Las Vegas billionaire Sheldon Adelson’s family often supported various anti-Muslim groups driving Islamophobia all over the country. Nina Rosenwald, the Sears heiress, also funneled millions of dollars to anti-Muslim groups as well as the Gatestone Institute which not only promoted Islamophobia and xenophobia but published literal fake news. Both Adelson and Rosenwald were two of former president Donald Trump’s biggest financial supporters.
The Publix heiress, Julie Fancelli was also a top donor to former President Donald Trump while contributing to other well-known racists and bigots. Spending over $1 million on Charlie Kirk’s hate groups – Turning Point USA and Turning Point Action – and contributing $200,000 to far-right heel Alex Jones to help with transportation and facilitate his part in the January 6th rally, according to the Washington Post.
Jay Sekulow, Trump’s personal lawyer and founder of Christian Advocates Serving Evangelism (CASE), has donated $32 million to the American Center for Law and Justice (ACLJ) which was founded by Sekulow and televangelist Pat Robertson. The ACLJ is also known for spreading anti-Muslim propaganda and anti-Latino xenophobia. The group also provided legal support for the Trump administration’s 2017 Muslim travel ban.
Robert Mercer is the largest financial backer of Breitbart, a so-called “newsroom” Steve Bannon once hailed as the platform for the alt-right. Mercer has also bragged about donating over $100 million to right-wing candidates and think tanks. His daughter mentioned earlier, Rebekah Mercer didn’t only help fund the alt-right social media platform “Parler,” she was also Steve Bannon’s main financial backer until 2018.
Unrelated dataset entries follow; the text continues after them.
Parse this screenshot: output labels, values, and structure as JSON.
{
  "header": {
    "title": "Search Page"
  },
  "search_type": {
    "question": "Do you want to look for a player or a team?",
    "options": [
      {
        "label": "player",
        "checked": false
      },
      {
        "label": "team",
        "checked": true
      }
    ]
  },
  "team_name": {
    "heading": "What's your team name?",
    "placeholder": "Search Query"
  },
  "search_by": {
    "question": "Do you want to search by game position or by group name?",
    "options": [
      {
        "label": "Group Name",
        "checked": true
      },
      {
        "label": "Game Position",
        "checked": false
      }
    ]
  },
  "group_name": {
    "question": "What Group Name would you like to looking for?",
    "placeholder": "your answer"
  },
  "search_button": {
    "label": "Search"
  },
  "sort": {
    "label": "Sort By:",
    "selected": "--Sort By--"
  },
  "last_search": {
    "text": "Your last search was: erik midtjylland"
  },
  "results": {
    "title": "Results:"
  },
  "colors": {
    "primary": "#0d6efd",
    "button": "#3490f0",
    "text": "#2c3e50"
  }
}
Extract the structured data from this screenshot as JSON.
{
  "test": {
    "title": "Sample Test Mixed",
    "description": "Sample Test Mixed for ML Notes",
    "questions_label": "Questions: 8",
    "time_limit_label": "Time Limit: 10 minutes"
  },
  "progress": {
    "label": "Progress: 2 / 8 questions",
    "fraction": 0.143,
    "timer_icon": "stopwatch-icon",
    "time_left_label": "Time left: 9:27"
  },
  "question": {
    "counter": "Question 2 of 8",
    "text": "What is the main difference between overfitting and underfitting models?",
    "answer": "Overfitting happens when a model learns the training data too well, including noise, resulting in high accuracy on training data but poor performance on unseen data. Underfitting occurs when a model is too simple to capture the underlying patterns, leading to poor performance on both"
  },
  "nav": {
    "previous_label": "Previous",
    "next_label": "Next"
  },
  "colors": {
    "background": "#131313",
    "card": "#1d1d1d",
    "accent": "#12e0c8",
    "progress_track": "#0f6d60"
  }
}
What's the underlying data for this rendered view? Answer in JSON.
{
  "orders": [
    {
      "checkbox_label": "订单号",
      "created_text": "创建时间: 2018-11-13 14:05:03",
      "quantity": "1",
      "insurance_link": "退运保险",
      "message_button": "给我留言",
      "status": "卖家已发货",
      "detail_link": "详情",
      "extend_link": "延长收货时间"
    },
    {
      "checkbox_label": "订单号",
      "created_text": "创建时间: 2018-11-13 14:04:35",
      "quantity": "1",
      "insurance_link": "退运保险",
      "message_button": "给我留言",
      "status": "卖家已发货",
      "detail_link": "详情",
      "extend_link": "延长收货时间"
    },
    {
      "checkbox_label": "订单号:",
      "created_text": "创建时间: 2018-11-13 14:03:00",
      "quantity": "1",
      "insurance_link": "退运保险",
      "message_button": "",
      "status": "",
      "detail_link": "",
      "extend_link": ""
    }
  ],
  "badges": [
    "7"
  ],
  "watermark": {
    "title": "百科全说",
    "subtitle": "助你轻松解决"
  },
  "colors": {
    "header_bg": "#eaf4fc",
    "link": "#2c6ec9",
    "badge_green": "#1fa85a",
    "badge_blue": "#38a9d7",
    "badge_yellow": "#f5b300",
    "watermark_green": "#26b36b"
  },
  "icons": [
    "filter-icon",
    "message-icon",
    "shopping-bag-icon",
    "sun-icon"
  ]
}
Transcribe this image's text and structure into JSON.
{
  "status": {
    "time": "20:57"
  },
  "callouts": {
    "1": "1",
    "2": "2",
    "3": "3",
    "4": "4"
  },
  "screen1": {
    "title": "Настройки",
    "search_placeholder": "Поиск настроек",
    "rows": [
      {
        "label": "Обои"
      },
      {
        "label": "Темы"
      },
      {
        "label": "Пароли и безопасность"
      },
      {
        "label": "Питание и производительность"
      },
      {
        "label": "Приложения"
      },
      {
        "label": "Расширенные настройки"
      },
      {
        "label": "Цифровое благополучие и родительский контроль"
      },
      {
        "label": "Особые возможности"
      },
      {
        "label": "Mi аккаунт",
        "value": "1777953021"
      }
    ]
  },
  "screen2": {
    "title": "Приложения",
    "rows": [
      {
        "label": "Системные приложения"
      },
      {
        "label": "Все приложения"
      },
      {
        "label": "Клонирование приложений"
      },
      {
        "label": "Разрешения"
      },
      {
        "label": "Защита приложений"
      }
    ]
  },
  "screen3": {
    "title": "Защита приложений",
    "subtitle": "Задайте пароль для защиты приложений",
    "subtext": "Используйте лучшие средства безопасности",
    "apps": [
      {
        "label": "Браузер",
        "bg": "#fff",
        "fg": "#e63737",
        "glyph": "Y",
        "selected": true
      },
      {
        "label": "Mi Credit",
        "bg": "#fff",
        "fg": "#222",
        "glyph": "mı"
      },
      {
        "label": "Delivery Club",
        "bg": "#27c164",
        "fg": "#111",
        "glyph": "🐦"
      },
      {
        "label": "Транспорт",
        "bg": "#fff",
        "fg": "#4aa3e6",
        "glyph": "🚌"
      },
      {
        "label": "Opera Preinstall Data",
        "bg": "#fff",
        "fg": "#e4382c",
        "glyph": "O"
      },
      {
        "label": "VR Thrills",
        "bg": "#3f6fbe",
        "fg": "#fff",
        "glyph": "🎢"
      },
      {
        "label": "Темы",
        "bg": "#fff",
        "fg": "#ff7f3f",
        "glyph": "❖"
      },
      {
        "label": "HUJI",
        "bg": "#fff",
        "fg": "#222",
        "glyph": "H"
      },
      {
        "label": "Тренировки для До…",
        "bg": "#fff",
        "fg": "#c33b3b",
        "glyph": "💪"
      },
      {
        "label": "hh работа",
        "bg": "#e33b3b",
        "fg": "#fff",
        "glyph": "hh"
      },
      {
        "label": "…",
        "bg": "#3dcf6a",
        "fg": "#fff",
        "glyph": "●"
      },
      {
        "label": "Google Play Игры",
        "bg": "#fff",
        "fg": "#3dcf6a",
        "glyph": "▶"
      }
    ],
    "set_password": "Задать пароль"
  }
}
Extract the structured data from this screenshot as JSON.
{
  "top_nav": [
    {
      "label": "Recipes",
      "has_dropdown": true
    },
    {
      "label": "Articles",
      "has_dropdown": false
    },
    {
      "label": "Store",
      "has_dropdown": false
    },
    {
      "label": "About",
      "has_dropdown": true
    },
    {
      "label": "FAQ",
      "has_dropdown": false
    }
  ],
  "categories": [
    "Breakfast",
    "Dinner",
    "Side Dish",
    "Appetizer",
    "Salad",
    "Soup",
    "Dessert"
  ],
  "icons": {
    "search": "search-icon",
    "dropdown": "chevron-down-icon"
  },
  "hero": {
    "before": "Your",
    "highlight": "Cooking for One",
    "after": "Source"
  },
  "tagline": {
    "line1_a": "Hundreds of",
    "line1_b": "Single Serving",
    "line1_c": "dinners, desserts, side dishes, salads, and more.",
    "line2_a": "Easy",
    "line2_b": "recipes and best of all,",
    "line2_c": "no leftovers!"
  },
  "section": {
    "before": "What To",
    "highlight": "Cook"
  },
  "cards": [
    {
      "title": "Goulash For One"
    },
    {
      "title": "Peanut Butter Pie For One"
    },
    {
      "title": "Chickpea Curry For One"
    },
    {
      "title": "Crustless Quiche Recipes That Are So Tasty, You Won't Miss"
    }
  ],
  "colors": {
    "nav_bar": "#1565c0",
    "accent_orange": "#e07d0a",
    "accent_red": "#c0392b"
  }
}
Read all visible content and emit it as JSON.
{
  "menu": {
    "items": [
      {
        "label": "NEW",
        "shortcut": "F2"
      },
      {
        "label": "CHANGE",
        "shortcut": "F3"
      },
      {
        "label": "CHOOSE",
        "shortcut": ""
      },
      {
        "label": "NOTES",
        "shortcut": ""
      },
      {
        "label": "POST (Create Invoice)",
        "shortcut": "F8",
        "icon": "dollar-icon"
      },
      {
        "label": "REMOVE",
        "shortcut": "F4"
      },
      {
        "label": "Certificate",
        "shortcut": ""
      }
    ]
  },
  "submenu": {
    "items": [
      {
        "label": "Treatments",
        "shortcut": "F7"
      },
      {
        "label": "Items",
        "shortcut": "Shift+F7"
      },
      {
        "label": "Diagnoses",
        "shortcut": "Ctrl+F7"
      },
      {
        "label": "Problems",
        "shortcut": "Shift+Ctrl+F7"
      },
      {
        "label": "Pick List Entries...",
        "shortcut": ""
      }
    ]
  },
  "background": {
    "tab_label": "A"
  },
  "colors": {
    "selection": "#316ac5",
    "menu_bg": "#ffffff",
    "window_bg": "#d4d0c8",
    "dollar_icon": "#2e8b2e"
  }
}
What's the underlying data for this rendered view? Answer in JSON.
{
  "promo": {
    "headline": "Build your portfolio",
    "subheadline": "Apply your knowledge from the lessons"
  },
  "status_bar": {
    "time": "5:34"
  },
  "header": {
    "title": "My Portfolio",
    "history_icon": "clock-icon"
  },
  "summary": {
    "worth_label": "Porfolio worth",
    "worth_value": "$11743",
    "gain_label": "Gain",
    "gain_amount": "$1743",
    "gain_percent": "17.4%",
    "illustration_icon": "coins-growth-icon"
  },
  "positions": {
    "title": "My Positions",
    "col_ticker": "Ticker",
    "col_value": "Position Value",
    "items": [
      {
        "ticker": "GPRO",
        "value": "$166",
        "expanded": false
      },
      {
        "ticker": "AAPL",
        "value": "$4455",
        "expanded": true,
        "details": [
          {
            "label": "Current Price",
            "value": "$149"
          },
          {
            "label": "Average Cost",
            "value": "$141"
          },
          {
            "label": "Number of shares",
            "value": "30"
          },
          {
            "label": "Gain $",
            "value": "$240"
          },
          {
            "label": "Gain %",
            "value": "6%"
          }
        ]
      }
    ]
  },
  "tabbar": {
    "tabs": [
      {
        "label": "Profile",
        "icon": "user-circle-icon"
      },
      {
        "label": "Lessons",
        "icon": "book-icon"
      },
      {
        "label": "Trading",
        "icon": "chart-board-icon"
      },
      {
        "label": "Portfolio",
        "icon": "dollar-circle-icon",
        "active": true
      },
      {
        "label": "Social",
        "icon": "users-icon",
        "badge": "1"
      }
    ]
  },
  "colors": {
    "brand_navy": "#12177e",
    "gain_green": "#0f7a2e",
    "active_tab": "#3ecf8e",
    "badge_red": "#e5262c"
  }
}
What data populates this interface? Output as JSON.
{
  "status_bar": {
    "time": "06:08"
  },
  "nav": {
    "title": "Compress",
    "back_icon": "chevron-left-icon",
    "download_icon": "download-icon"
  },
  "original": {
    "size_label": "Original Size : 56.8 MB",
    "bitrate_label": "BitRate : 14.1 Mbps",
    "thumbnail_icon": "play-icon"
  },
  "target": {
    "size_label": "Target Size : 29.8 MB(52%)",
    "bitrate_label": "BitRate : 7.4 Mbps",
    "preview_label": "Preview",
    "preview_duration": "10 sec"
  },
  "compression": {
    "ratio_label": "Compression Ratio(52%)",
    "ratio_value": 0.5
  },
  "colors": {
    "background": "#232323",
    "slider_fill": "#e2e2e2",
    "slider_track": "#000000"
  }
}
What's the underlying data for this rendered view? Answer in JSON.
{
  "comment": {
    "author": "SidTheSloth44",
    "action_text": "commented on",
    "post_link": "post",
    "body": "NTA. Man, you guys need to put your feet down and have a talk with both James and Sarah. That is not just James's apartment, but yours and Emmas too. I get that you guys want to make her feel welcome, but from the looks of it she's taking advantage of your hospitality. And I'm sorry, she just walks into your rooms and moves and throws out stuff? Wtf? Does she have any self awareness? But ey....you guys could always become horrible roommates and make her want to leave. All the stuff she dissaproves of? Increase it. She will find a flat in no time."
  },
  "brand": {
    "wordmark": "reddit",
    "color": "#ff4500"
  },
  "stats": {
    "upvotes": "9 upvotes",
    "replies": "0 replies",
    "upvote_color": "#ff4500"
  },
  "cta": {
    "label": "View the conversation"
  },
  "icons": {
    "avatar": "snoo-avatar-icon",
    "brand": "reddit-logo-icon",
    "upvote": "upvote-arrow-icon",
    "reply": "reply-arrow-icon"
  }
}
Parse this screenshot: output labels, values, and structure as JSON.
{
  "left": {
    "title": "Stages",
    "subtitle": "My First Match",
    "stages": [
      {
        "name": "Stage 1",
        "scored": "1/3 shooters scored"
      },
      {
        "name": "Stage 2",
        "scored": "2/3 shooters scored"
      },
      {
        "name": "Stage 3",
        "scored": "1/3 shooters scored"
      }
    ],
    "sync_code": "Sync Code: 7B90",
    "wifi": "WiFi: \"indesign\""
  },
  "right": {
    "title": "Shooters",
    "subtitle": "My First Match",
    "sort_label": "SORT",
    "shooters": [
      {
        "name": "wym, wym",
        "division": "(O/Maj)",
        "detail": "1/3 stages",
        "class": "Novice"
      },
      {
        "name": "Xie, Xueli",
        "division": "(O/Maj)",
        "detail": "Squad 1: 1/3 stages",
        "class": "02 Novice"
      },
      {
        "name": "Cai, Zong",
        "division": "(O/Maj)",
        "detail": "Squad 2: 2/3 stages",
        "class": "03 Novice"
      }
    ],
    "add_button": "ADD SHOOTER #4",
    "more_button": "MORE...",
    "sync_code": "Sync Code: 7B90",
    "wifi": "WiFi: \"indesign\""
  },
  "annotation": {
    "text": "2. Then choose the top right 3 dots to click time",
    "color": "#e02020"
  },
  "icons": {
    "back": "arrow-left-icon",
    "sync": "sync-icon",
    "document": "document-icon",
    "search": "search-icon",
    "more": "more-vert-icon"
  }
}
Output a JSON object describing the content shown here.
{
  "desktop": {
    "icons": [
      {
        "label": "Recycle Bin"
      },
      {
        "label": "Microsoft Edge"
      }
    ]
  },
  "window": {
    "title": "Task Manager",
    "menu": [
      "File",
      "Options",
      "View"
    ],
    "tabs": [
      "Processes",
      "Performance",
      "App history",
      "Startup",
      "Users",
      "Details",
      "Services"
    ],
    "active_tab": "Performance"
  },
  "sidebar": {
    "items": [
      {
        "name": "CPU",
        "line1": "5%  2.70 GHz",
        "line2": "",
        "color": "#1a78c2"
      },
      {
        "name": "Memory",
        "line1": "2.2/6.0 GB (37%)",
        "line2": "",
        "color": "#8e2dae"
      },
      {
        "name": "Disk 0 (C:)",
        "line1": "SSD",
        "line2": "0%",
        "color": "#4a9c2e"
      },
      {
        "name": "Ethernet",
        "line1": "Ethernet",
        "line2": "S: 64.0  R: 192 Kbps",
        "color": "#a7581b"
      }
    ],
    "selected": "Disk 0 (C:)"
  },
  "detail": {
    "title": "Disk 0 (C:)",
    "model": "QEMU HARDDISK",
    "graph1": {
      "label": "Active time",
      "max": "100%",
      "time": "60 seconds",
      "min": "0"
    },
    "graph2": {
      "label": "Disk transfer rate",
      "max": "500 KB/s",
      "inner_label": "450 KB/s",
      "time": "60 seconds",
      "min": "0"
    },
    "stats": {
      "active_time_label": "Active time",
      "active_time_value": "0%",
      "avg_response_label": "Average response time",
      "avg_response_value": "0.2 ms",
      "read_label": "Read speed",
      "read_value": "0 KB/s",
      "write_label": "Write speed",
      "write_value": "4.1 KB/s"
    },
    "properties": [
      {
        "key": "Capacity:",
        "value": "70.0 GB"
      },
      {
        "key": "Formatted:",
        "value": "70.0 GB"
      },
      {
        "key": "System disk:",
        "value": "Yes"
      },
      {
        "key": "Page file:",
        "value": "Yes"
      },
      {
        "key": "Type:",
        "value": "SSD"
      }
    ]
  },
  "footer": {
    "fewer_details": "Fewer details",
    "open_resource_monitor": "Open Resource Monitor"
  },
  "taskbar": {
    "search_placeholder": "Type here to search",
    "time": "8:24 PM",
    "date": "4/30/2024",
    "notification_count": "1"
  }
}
And yet, there are still more. Add Elon Musk and his willingness to promote hateful ideologues while silencing those who counter them promises only to lead us further down the dark path of hate and bigotry. Musk’s actions will only serve to harm marginalized people from various races, cultures, and identities with no remorse or consideration of inalienable human rights.
And in the end, that’s largely the point.